Awan-awan yang mengalun disekitar gunung masih terlihat bersih. Hembusan angin dari gunung Singgalang menyibak rambut, tergerai ke arah gunung Merapi terasa sejuk. Sayangnya, karena kami datangnya terlalu pagi, sehingga rumah yang menyimpan segudang karya tersebut masih tertutup. Jadi kami hanya menyempatkan diri mencari posisi memotret sebagai cerita kenangan ketika sampai di Kota Padang.
Hanya sekitar setengah jam disana, kami terus melanjutkan ke arah Puncak Lawang yang terletak di Kabupaten Agam. Di Puncak Lawang ini kami pun nampaknya juga kurang beruntung, yang seharusnya bisa menyaksikan keindahan Danau Maninjau, karena cuaca kurang mendukung, sehingga kawasan Danau Maninjau hanya terlihat gempulan kabut. Jadi kami nikmati keindahan panorama itu sejenak dengan gurauan saja.
Kemudian kami meninggalkan puncak tersebut menuju Kampung Tanah Sirah, Nagari Sungai Batang Maninjau, tepatnya di Kecamatan Tanjung Raya, Kabupaten Agam, Sumatera Barat. Sebelum sampai ketujuan, kami dilayani sensasi tikungan tajam, yang terkenal dengan sebutan Kelok Ampek-Ampek sambil menikmati indahnya Danau Maninjau, dengan keramba-keramba ikan yang berjejer ditepian danau. Ketika sampai, ada tulisan bertuliskan “Museum Rumah Kelahiran Buya Hamka”.



Di sanalah rupanya seorang ulama besar, penyair, satrawan, dan filosof, yang bernama lengkap Prof. Dr. Haji Abdul Malik Karim Amrullah dilahirkan. Rumahnya tidak begitu besar, hanya berbahan kayu dan cukup sederhana, namun mengandung ribuan sejarah seorang ulama besar dari ranah minang. Di dalam rumah itu terpajang berbagai perjalanan yang dilalui masa hidupnya seorang Hamka. Mulai dari foto-foto masa mudanya, koleksi foto bersama keluarganya, bersama sahabat, sampai karya-karya tulis yang dihasilkan dari buah tangan emasnya, seperti Novel Di Bawah Lindungan Ka’bah, Tenggelamnya Kapal Vanderwick, buku Tasawuf Modern, dan lain-lain.

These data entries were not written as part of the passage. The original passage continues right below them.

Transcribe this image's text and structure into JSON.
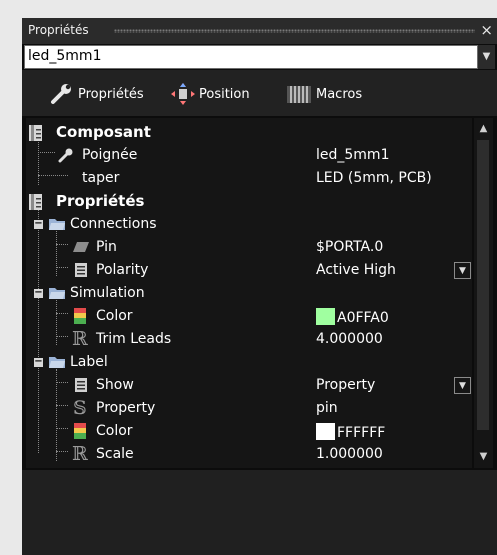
{
  "window": {
    "title": "Propriétés",
    "close_glyph": "×"
  },
  "selector": {
    "value": "led_5mm1"
  },
  "toolbar": {
    "buttons": [
      {
        "label": "Propriétés",
        "icon": "wrench-icon"
      },
      {
        "label": "Position",
        "icon": "move-arrows-icon"
      },
      {
        "label": "Macros",
        "icon": "macros-icon"
      }
    ]
  },
  "tree": {
    "composant": {
      "label": "Composant",
      "rows": [
        {
          "label": "Poignée",
          "value": "led_5mm1"
        },
        {
          "label": "taper",
          "value": "LED (5mm, PCB)"
        }
      ]
    },
    "proprietes": {
      "label": "Propriétés",
      "groups": [
        {
          "label": "Connections",
          "rows": [
            {
              "label": "Pin",
              "value": "$PORTA.0"
            },
            {
              "label": "Polarity",
              "value": "Active High"
            }
          ]
        },
        {
          "label": "Simulation",
          "rows": [
            {
              "label": "Color",
              "value": "A0FFA0",
              "swatch": "#A0FFA0"
            },
            {
              "label": "Trim Leads",
              "value": "4.000000"
            }
          ]
        },
        {
          "label": "Label",
          "rows": [
            {
              "label": "Show",
              "value": "Property"
            },
            {
              "label": "Property",
              "value": "pin"
            },
            {
              "label": "Color",
              "value": "FFFFFF",
              "swatch": "#FFFFFF"
            },
            {
              "label": "Scale",
              "value": "1.000000"
            }
          ]
        }
      ]
    }
  },
  "colors": {
    "background": "#0c0c0c",
    "panel": "#151515",
    "text": "#ffffff"
  }
}
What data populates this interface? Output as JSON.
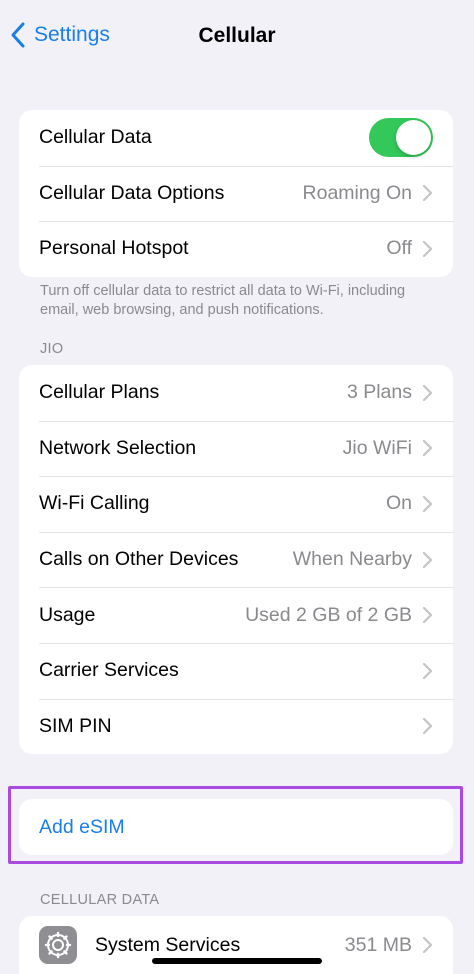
{
  "nav": {
    "back_label": "Settings",
    "title": "Cellular"
  },
  "colors": {
    "accent": "#1a7ee8",
    "toggle_on": "#34c759",
    "highlight_border": "#a84be0",
    "background": "#f2f1f7"
  },
  "group1": {
    "rows": [
      {
        "label": "Cellular Data",
        "toggle": true
      },
      {
        "label": "Cellular Data Options",
        "value": "Roaming On"
      },
      {
        "label": "Personal Hotspot",
        "value": "Off"
      }
    ],
    "footnote": "Turn off cellular data to restrict all data to Wi-Fi, including email, web browsing, and push notifications."
  },
  "jio": {
    "header": "JIO",
    "rows": [
      {
        "label": "Cellular Plans",
        "value": "3 Plans"
      },
      {
        "label": "Network Selection",
        "value": "Jio WiFi"
      },
      {
        "label": "Wi-Fi Calling",
        "value": "On"
      },
      {
        "label": "Calls on Other Devices",
        "value": "When Nearby"
      },
      {
        "label": "Usage",
        "value": "Used 2 GB of 2 GB"
      },
      {
        "label": "Carrier Services",
        "value": ""
      },
      {
        "label": "SIM PIN",
        "value": ""
      }
    ]
  },
  "esim": {
    "label": "Add eSIM"
  },
  "cellular_data": {
    "header": "CELLULAR DATA",
    "rows": [
      {
        "label": "System Services",
        "value": "351 MB",
        "icon": "gear-icon"
      }
    ]
  }
}
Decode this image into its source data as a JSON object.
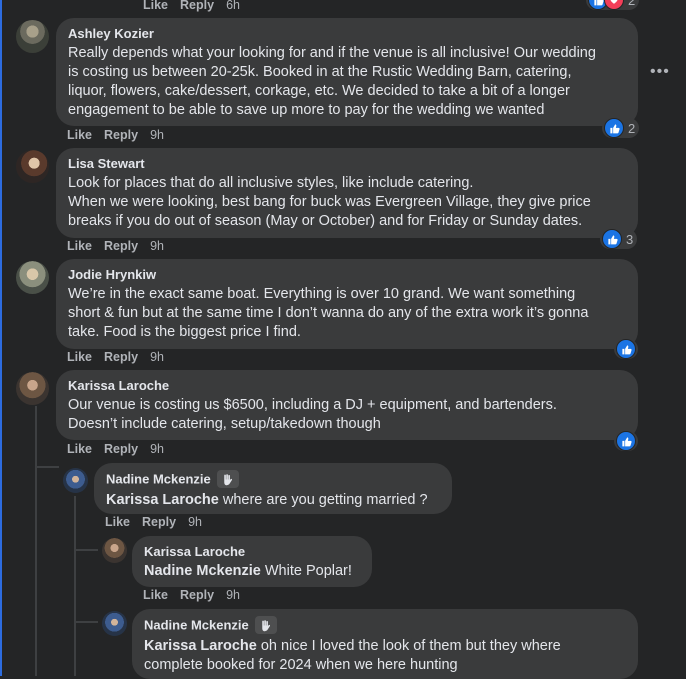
{
  "top_partial": {
    "like": "Like",
    "reply": "Reply",
    "time": "6h",
    "reaction_count": "2"
  },
  "comments": [
    {
      "author": "Ashley Kozier",
      "lines": [
        "Really depends what your looking for and if the venue is all inclusive! Our wedding",
        "is costing us between 20-25k. Booked in at the Rustic Wedding Barn, catering,",
        "liquor, flowers, cake/dessert, corkage, etc. We decided to take a bit of a longer",
        "engagement to be able to save up more to pay for the wedding we wanted"
      ],
      "like": "Like",
      "reply": "Reply",
      "time": "9h",
      "reaction_count": "2"
    },
    {
      "author": "Lisa Stewart",
      "lines": [
        "Look for places that do all inclusive styles, like include catering.",
        "When we were looking, best bang for buck was Evergreen Village, they give price",
        "breaks if you do out of season (May or October) and for Friday or Sunday dates."
      ],
      "like": "Like",
      "reply": "Reply",
      "time": "9h",
      "reaction_count": "3"
    },
    {
      "author": "Jodie Hrynkiw",
      "lines": [
        "We’re in the exact same boat. Everything is over 10 grand. We want something",
        "short & fun but at the same time I don’t wanna do any of the extra work it’s gonna",
        "take. Food is the biggest price I find."
      ],
      "like": "Like",
      "reply": "Reply",
      "time": "9h",
      "reaction_count": ""
    },
    {
      "author": "Karissa Laroche",
      "lines": [
        "Our venue is costing us $6500, including a DJ + equipment, and bartenders.",
        "Doesn’t include catering, setup/takedown though"
      ],
      "like": "Like",
      "reply": "Reply",
      "time": "9h",
      "reaction_count": ""
    }
  ],
  "replies": [
    {
      "author": "Nadine Mckenzie",
      "mention": "Karissa Laroche",
      "text": " where are you getting married ?",
      "like": "Like",
      "reply": "Reply",
      "time": "9h"
    },
    {
      "author": "Karissa Laroche",
      "mention": "Nadine Mckenzie",
      "text": " White Poplar!",
      "like": "Like",
      "reply": "Reply",
      "time": "9h"
    },
    {
      "author": "Nadine Mckenzie",
      "mention": "Karissa Laroche",
      "text": " oh nice I loved the look of them but they where",
      "text2": "complete booked for 2024 when we here hunting"
    }
  ],
  "menu_icon": "ellipsis-icon",
  "colors": {
    "background": "#242526",
    "bubble": "#3a3b3c",
    "accent": "#1b74e4",
    "muted": "#b0b3b8"
  }
}
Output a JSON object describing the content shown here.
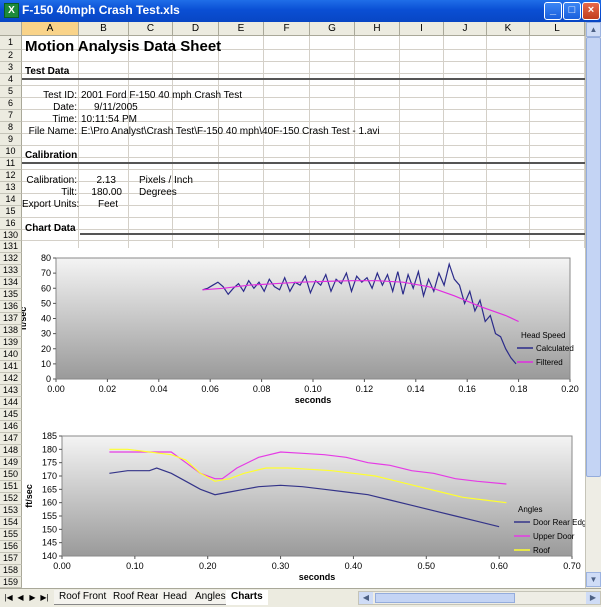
{
  "window": {
    "title": "F-150 40mph Crash Test.xls",
    "app_icon": "excel-icon",
    "buttons": {
      "minimize": "_",
      "maximize": "□",
      "close": "×"
    }
  },
  "columns": [
    "A",
    "B",
    "C",
    "D",
    "E",
    "F",
    "G",
    "H",
    "I",
    "J",
    "K",
    "L"
  ],
  "selected_column": "A",
  "rows": [
    "1",
    "2",
    "3",
    "4",
    "5",
    "6",
    "7",
    "8",
    "9",
    "10",
    "11",
    "12",
    "13",
    "14",
    "15",
    "16",
    "130",
    "131",
    "132",
    "133",
    "134",
    "135",
    "136",
    "137",
    "138",
    "139",
    "140",
    "141",
    "142",
    "143",
    "144",
    "145",
    "146",
    "147",
    "148",
    "149",
    "150",
    "151",
    "152",
    "153",
    "154",
    "155",
    "156",
    "157",
    "158",
    "159"
  ],
  "sheet": {
    "title": "Motion Analysis Data Sheet",
    "test_data_header": "Test Data",
    "test_id_label": "Test ID:",
    "test_id_value": "2001 Ford F-150 40 mph Crash Test",
    "date_label": "Date:",
    "date_value": "9/11/2005",
    "time_label": "Time:",
    "time_value": "10:11:54 PM",
    "file_label": "File Name:",
    "file_value": "E:\\Pro Analyst\\Crash Test\\F-150 40 mph\\40F-150 Crash Test - 1.avi",
    "calibration_header": "Calibration",
    "calibration_label": "Calibration:",
    "calibration_value": "2.13",
    "calibration_unit": "Pixels / Inch",
    "tilt_label": "Tilt:",
    "tilt_value": "180.00",
    "tilt_unit": "Degrees",
    "export_label": "Export Units:",
    "export_value": "Feet",
    "chart_data_header": "Chart Data"
  },
  "tabs": {
    "nav": [
      "|◀",
      "◀",
      "▶",
      "▶|"
    ],
    "sheets": [
      "Roof Front",
      "Roof Rear",
      "Head",
      "Angles",
      "Charts"
    ],
    "active": "Charts"
  },
  "colors": {
    "calculated": "#2b2b8a",
    "filtered": "#e02ce0",
    "door_rear_edge": "#343489",
    "upper_door": "#e53be5",
    "roof": "#ffff2e",
    "plot_bg_top": "#f4f4f4",
    "plot_bg_bottom": "#9a9a9a"
  },
  "chart_data": [
    {
      "type": "line",
      "title": "",
      "xlabel": "seconds",
      "ylabel": "ft/sec",
      "xlim": [
        0,
        0.2
      ],
      "ylim": [
        0,
        80
      ],
      "x_ticks": [
        "0.00",
        "0.02",
        "0.04",
        "0.06",
        "0.08",
        "0.10",
        "0.12",
        "0.14",
        "0.16",
        "0.18",
        "0.20"
      ],
      "y_ticks": [
        "0",
        "10",
        "20",
        "30",
        "40",
        "50",
        "60",
        "70",
        "80"
      ],
      "legend_title": "Head Speed",
      "legend_position": "right",
      "grid": false,
      "series": [
        {
          "name": "Calculated",
          "x": [
            0.057,
            0.059,
            0.061,
            0.063,
            0.065,
            0.067,
            0.069,
            0.071,
            0.073,
            0.075,
            0.077,
            0.079,
            0.081,
            0.083,
            0.085,
            0.087,
            0.089,
            0.091,
            0.093,
            0.095,
            0.097,
            0.099,
            0.101,
            0.103,
            0.105,
            0.107,
            0.109,
            0.111,
            0.113,
            0.115,
            0.117,
            0.119,
            0.121,
            0.123,
            0.125,
            0.127,
            0.129,
            0.131,
            0.133,
            0.135,
            0.137,
            0.139,
            0.141,
            0.143,
            0.145,
            0.147,
            0.149,
            0.151,
            0.153,
            0.155,
            0.157,
            0.159,
            0.161,
            0.163,
            0.165,
            0.167,
            0.169,
            0.171,
            0.173,
            0.175,
            0.177,
            0.179
          ],
          "values": [
            59,
            60,
            62,
            64,
            61,
            56,
            60,
            63,
            58,
            65,
            60,
            64,
            58,
            66,
            61,
            59,
            67,
            58,
            64,
            62,
            68,
            57,
            65,
            62,
            69,
            58,
            66,
            63,
            70,
            58,
            68,
            64,
            67,
            60,
            70,
            62,
            69,
            58,
            71,
            56,
            69,
            60,
            71,
            55,
            66,
            58,
            70,
            62,
            76,
            66,
            62,
            50,
            58,
            45,
            52,
            38,
            42,
            30,
            28,
            20,
            14,
            10
          ]
        },
        {
          "name": "Filtered",
          "x": [
            0.057,
            0.065,
            0.075,
            0.085,
            0.095,
            0.105,
            0.115,
            0.125,
            0.135,
            0.145,
            0.155,
            0.165,
            0.175,
            0.18
          ],
          "values": [
            59,
            60,
            62,
            63,
            64,
            64.5,
            65,
            65,
            64,
            61,
            55,
            48,
            42,
            38
          ]
        }
      ]
    },
    {
      "type": "line",
      "title": "",
      "xlabel": "seconds",
      "ylabel": "ft/sec",
      "xlim": [
        0,
        0.7
      ],
      "ylim": [
        140,
        185
      ],
      "x_ticks": [
        "0.00",
        "0.10",
        "0.20",
        "0.30",
        "0.40",
        "0.50",
        "0.60",
        "0.70"
      ],
      "y_ticks": [
        "140",
        "145",
        "150",
        "155",
        "160",
        "165",
        "170",
        "175",
        "180",
        "185"
      ],
      "legend_title": "Angles",
      "legend_position": "right",
      "grid": false,
      "series": [
        {
          "name": "Door Rear Edge",
          "x": [
            0.065,
            0.09,
            0.12,
            0.13,
            0.15,
            0.17,
            0.19,
            0.21,
            0.23,
            0.25,
            0.27,
            0.3,
            0.33,
            0.36,
            0.39,
            0.42,
            0.45,
            0.48,
            0.51,
            0.54,
            0.57,
            0.6
          ],
          "values": [
            171,
            172,
            172,
            173,
            171,
            168,
            165,
            163,
            164,
            165,
            166,
            166.5,
            166,
            165,
            164,
            163,
            161,
            159,
            157,
            155,
            153,
            151
          ]
        },
        {
          "name": "Upper Door",
          "x": [
            0.065,
            0.09,
            0.12,
            0.15,
            0.17,
            0.19,
            0.21,
            0.22,
            0.24,
            0.27,
            0.3,
            0.33,
            0.36,
            0.39,
            0.42,
            0.45,
            0.48,
            0.51,
            0.54,
            0.57,
            0.61
          ],
          "values": [
            179,
            179,
            179,
            179,
            175,
            171,
            169,
            169,
            173,
            177,
            179,
            178.5,
            178,
            177,
            175,
            174,
            172,
            171,
            169,
            168,
            167
          ]
        },
        {
          "name": "Roof",
          "x": [
            0.065,
            0.09,
            0.12,
            0.15,
            0.17,
            0.19,
            0.21,
            0.23,
            0.25,
            0.28,
            0.31,
            0.34,
            0.37,
            0.4,
            0.43,
            0.46,
            0.49,
            0.52,
            0.55,
            0.58,
            0.61
          ],
          "values": [
            180,
            180,
            179,
            178,
            176,
            171,
            168,
            169,
            171,
            173,
            173,
            172.5,
            172,
            171,
            170,
            168,
            166,
            164,
            162,
            161,
            160
          ]
        }
      ]
    }
  ]
}
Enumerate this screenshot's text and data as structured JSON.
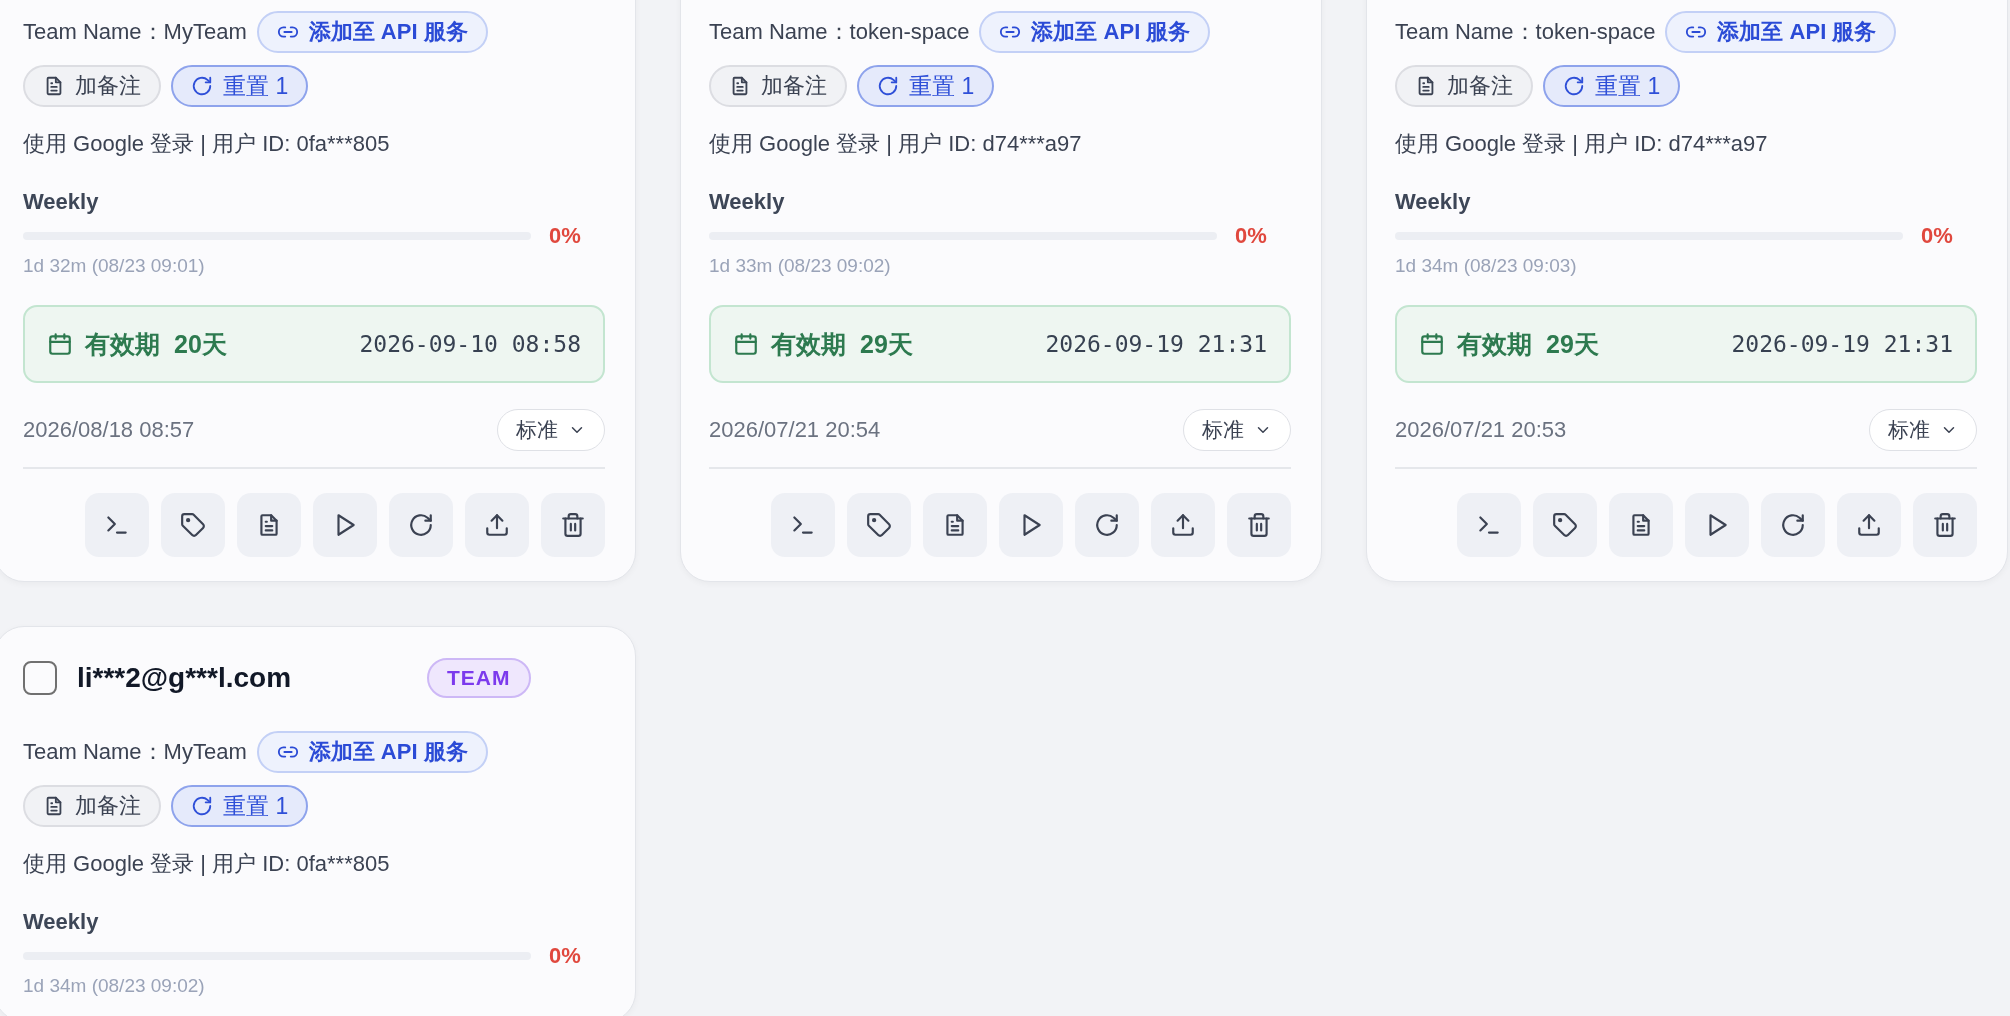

Namun cukup mencengangkan, yang banyak mengunjungi hanyalah turis asing. Misalnya dari Malaysia, Singapura, Brunei Darussalam, sedangkan pengunjung dari orang Minang sangatlah minim, apalagi dari daerah Indonesia yang lain. Itu terbukti, data pengunjung, foto-foto pengunjung, dan kenang-kenangan dari pengunjung museum tersebut. Selepas dari sana, kami memutar haluan menuju Kota Padang Tercinta, meninggalkan Nagari yang penuh sejarah itu.
Wahyu Saputra
Mahasiswa Pend. Bahasa dan Sastra Indonesia, FBS UNP.